Sur cette portion stratégique, les équipes poursuivent activement le déforestage. Elles implantent également les points de sondage pour les études géotechniques d’exécution. Ces opérations sont essentielles. Elles permettent de mieux caractériser la nature des sols. Elles préparent aussi les interventions de plus grande envergure à venir.
Un chantier qui progresse méthodiquement.
Le déforestage est déjà effectif entre les PK580 et PK100+000. Parallèlement, les points de sondage sont progressivement implantés sur la section PK89–PK100. Cette double avancée témoigne de la montée en puissance du projet. Les données récoltées guideront les ingénieurs dans la conception des fondations et des ouvrages d’art.
Parallèlement, une campagne de sensibilisation est menée auprès des riverains.
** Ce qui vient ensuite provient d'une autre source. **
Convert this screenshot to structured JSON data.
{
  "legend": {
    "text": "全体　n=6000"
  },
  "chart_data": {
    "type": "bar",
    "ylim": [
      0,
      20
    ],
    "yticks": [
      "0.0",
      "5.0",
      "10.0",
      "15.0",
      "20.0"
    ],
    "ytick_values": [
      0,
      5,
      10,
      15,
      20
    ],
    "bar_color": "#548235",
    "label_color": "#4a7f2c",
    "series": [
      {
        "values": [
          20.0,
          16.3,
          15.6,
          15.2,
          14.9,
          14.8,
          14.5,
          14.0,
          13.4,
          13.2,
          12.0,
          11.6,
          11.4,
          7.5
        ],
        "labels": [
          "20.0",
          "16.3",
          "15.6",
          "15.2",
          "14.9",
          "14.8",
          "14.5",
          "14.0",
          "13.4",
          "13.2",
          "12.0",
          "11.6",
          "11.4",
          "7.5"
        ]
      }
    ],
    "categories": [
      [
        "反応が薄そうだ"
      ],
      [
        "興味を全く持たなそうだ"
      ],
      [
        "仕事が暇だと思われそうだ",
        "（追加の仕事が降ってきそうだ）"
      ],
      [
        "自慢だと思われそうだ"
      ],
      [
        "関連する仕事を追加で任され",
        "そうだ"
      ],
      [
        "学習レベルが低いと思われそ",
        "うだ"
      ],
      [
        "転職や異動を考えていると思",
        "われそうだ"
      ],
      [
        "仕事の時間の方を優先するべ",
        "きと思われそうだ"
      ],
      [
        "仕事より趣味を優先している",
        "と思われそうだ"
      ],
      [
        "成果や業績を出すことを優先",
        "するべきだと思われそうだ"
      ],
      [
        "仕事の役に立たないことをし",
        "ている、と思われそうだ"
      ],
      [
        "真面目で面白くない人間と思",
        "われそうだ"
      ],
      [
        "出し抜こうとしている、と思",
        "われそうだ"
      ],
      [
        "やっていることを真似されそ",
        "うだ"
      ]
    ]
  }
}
Les populations locales sont informées du tracé retenu, des opérations en cours et des mesures de sécurité à observer aux abords des emprises. Cette démarche accompagne la libération progressive des terrains. Elle favorise une meilleure cohabitation entre le chantier et les habitants. Un dialogue nécessaire pour un projet d’une telle ampleur.
Le projet dans son ensemble est colossal.
Longue de 141,1 kilomètres, la phase 2 de l’autoroute Yaoundé–Douala relie Bibodi à Massoumbou. Elle est conçue en 2×2 voies, extensibles à 2×3 voies. Elle comprend plusieurs ouvrages majeurs : les ponts sur la Sanaga et la Dibamba, des échangeurs, ainsi que des raccordements vers Pouma et Edéa. Une infrastructure clé pour désengorger la capitale et fluidifier les échanges économiques.
Les travaux préparatoires ne font que commencer. Mais ils posent déjà les bases d’un chantier qui marquera durablement le paysage routier du Cameroun.